House Democrats failed in their attempt to block a bill that they say allows a stake in the largest U.S. copper mine to an Iranian-affiliated mining company.

The bill, backed by Arizona’s Republican delegation, would swap public lands in Arizona with lands owned by Resolution Copper, allowing for the establishment of the largest copper mine in the United States.

Democrats in the U.S. House of Representatives on Thursday mounted a vigorous offense against the bill, saying that Resolution Copper was owned by London-based Rio Tinto, and that that company is partnered with the Iran Foreign Investment Company in mining uranium in Namibia.

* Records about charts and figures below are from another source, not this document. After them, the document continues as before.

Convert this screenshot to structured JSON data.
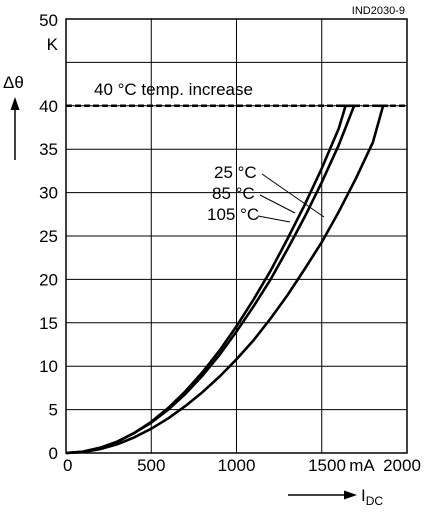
{
  "chart_data": {
    "type": "line",
    "figure_id": "IND2030-9",
    "y_unit": "K",
    "y_symbol": "Δθ",
    "x_unit": "mA",
    "x_label_main": "I",
    "x_label_sub": "DC",
    "xlim": [
      0,
      2000
    ],
    "ylim": [
      0,
      50
    ],
    "x_ticks": [
      0,
      500,
      1000,
      1500,
      2000
    ],
    "y_ticks": [
      0,
      5,
      10,
      15,
      20,
      25,
      30,
      35,
      40,
      45,
      50
    ],
    "grid": true,
    "threshold": {
      "label": "40 °C temp. increase",
      "value": 40
    },
    "series_labels": [
      "25 °C",
      "85 °C",
      "105 °C"
    ],
    "series": [
      {
        "name": "25 °C",
        "x": [
          0,
          100,
          200,
          300,
          400,
          500,
          600,
          700,
          800,
          900,
          1000,
          1100,
          1200,
          1300,
          1400,
          1500,
          1600,
          1640
        ],
        "y": [
          0,
          0.15,
          0.6,
          1.3,
          2.3,
          3.6,
          5.2,
          7.1,
          9.3,
          11.8,
          14.6,
          17.7,
          21.0,
          24.7,
          28.6,
          32.8,
          37.4,
          40
        ]
      },
      {
        "name": "85 °C",
        "x": [
          0,
          100,
          200,
          300,
          400,
          500,
          600,
          700,
          800,
          900,
          1000,
          1100,
          1200,
          1300,
          1400,
          1500,
          1600,
          1690
        ],
        "y": [
          0,
          0.15,
          0.6,
          1.3,
          2.3,
          3.5,
          5.0,
          6.8,
          8.9,
          11.3,
          14.0,
          16.9,
          20.0,
          23.5,
          27.2,
          31.2,
          35.5,
          40
        ]
      },
      {
        "name": "105 °C",
        "x": [
          0,
          100,
          200,
          300,
          400,
          500,
          600,
          700,
          800,
          900,
          1000,
          1100,
          1200,
          1300,
          1400,
          1500,
          1600,
          1700,
          1800,
          1860
        ],
        "y": [
          0,
          0.1,
          0.45,
          1.0,
          1.8,
          2.8,
          4.0,
          5.4,
          7.0,
          8.8,
          10.8,
          13.0,
          15.5,
          18.2,
          21.2,
          24.3,
          27.8,
          31.6,
          35.8,
          40
        ]
      }
    ]
  }
}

“The Iran Foreign Investment Company is wholly owned by the Iranian regime, and last summer the Treasury Department added it to the list of Iranian entities in violation of sanctions law,” Rep. Ted Deutch (D-Fla.) said during debate on his motion to return the bill to committee. “We are about to reward a company that partners with the Iranian regime to mine, of all things, the uranium it needs to become a nuclear-armed power.”

Deutch’s motion failed along party lines, 237-187.

Officials at Rio Tinto said that the Iranian company has held a 15 percent stake in the Namibia mine, Rossing, since 1975, before the Islamic takeover in Iran; that Iran is banned access to nuclear technology at the mine and to its uranium; and that its dividends have been put into a trust.

A spokeswoman for Rep. Paul Gosar (R-Ariz.), who sponsored the original bill, did not return requests for comment.